At 1 a.m. that day, Gunter was piloting a glider carrying 15 soldiers in the Normandy invasion, which turned the tide of World War II in Europe and eventually forced the surrender of Germany less than a year later.

Now 90 and the owner of an appliance company in Atlanta, Gunter's glider was towed in by airplane and released over the German lines where it came to earth inside France.

"It was the most important day for everybody who was alive that day," Gunter said during an observance of the 64th anniversary of D-Day Friday at the National World War II Museum. "They knew we were coming, but they didn't know when and where."

Former service personnel, history buffs and the public gathered at the museum to remember the day in which more than 160,000 Allied troops and 30,000 vehicles landed along a 50-mile stretch of fortified French coastline and begin fighting on the beach in an attempt to regain France from Nazi control.

J.J. Witmeyer, 87, who lives in the New Orleans suburb of Harahan, was an infantry soldier who landed on Utah Beach aboard a New Orleans-built Higgins landing craft, featuring a front ramp that dropped, allowing the troops to pile out.

On this day, they were greeted by German fire.

"When the ramp went down, you were going through the gates of hell," Witmeyer said. "You didn't know how deep the water was, where the beach was and they were firing at you."

Witmeyer escaped injury that day, but later was wounded twice.
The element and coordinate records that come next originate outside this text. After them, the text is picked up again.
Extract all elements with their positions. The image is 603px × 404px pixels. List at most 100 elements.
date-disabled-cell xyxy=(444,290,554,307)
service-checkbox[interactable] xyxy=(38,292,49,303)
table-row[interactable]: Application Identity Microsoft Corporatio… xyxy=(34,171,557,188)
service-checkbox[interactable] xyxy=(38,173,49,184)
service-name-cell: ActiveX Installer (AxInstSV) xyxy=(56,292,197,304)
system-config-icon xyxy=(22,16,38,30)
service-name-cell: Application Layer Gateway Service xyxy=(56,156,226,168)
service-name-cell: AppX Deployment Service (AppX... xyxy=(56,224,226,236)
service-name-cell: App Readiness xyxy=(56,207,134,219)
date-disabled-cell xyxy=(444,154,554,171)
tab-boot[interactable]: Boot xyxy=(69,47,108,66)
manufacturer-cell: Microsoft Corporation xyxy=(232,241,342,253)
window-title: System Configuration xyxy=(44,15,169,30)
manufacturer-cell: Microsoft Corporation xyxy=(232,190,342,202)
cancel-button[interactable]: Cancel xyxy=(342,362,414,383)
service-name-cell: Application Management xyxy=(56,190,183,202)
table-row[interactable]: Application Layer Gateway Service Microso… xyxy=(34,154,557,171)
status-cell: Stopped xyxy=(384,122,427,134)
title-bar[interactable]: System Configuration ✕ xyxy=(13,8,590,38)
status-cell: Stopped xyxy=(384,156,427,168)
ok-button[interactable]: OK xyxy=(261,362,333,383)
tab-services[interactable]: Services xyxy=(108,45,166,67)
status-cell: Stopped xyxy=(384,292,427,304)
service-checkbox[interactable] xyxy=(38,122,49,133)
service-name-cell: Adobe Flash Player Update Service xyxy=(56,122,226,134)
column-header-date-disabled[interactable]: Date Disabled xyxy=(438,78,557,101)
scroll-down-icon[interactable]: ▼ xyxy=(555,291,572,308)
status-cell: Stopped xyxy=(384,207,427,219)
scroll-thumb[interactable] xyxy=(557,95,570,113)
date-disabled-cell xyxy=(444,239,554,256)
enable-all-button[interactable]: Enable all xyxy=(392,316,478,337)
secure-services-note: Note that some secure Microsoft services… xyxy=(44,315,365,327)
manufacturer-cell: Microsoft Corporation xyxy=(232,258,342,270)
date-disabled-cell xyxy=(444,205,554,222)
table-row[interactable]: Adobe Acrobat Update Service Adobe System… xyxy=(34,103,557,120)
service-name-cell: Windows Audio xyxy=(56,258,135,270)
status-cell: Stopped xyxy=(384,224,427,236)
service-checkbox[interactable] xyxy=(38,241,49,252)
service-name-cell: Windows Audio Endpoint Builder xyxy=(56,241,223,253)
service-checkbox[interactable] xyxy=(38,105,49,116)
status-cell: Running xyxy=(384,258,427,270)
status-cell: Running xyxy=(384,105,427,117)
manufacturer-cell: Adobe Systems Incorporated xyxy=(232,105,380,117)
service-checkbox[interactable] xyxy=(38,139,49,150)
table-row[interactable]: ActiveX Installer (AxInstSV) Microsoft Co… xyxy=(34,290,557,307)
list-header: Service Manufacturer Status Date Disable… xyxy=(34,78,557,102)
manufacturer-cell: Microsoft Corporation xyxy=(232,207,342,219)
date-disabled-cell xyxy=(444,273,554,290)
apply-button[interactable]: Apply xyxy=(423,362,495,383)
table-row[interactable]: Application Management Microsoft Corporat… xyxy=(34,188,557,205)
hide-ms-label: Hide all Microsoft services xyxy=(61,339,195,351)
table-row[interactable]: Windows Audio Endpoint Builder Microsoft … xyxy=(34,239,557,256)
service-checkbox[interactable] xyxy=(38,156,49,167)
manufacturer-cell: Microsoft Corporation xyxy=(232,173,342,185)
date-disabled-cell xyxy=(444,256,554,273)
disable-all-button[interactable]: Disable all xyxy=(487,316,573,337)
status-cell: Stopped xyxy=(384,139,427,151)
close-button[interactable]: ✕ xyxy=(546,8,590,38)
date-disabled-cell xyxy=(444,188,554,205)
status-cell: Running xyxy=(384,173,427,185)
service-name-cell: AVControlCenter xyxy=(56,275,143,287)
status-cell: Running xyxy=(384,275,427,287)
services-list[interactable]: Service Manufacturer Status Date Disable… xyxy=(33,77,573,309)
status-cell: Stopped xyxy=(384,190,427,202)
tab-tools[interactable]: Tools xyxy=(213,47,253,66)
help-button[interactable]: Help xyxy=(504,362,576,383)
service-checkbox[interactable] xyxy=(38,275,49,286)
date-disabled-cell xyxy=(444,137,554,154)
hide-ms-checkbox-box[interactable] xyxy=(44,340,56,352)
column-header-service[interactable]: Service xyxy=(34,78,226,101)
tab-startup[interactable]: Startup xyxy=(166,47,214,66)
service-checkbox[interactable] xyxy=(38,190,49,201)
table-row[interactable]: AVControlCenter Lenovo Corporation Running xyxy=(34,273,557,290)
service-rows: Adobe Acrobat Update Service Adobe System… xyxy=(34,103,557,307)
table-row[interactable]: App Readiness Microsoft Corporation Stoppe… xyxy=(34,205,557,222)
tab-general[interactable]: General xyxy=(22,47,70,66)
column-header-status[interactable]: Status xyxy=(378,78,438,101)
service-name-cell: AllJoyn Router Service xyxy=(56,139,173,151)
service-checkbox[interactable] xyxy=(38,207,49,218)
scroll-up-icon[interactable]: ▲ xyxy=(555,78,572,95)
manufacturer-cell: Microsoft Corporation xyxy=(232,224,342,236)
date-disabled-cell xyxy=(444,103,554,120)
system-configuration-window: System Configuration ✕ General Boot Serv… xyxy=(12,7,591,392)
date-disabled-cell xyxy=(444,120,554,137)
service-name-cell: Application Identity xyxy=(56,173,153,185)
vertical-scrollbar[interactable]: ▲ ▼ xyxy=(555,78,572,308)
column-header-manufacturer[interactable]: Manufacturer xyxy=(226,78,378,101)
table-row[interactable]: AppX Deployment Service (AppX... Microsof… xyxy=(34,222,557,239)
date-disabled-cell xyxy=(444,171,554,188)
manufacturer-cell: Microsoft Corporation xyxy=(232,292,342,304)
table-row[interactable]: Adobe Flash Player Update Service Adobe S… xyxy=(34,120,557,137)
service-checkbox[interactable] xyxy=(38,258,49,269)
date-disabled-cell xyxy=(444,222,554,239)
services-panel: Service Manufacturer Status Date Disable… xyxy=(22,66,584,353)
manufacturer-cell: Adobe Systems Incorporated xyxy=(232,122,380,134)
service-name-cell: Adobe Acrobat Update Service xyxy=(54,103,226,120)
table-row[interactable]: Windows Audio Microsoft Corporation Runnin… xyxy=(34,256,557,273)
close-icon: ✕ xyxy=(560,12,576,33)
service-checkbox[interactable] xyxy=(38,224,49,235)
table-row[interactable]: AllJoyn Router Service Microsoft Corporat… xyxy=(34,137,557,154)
He won a battlefield commission as a captain, served as an acting military governor in Dortmund, Germany, and as commandant of two camps for displaced war victims in Czechoslovakia.

William Moore, a 91-year-old Army veteran from Metairie, was an Army platoon sergeant who also got his first taste of France when his landing craft ramp came down.

"That opened the gates of Europe," said Moore, who also served in the Korean War.

All three remembered the prelude to D-Day: A lot of waiting in Great Britain. The invasion was intended for June 5, but foul weather forced a 24-hour delay.

"It was sheer boredom to excitement in about two minutes," Gunter said of official word that the invasion was on.

Two of the vital fighting machines of World War II — the Jeep and the Sherman tank, both fully restored — were displayed outside of the museum.

With civilian vehicle production shut down by the war, 55,000 Shermans were assembled by major auto manufacturers.

The Sherman wasn't fancy compared to its precisely engineered German counterparts — but quantity turned out to be a deciding factor over quality, said Tom Czekanski, the museum's director of collections and exhibits.

"Although it wasn't the best tank made, they could be turned out quickly," Czekanski said.

Also on display was one of more than 500,000 Jeeps produced by the Willys-Overland Motor Co. and the Ford Motor Co. during the war. The 1942 Willys-Overland version was reconstructed at the museum, down to its fire extinguisher and jerrycan — a steel spare fuel canister carried on the back of the vehicle.

Frank Ratermann, a member of the Living History Corps, the museum's re-enactment group, said he donated $18,000 to help restore the Jeep. His father was at Pearl Harbor when Japan attacked on Dec. 7, 1941, bringing the United States into the war.

"I wanted something that people could touch and little kids could get in," he said.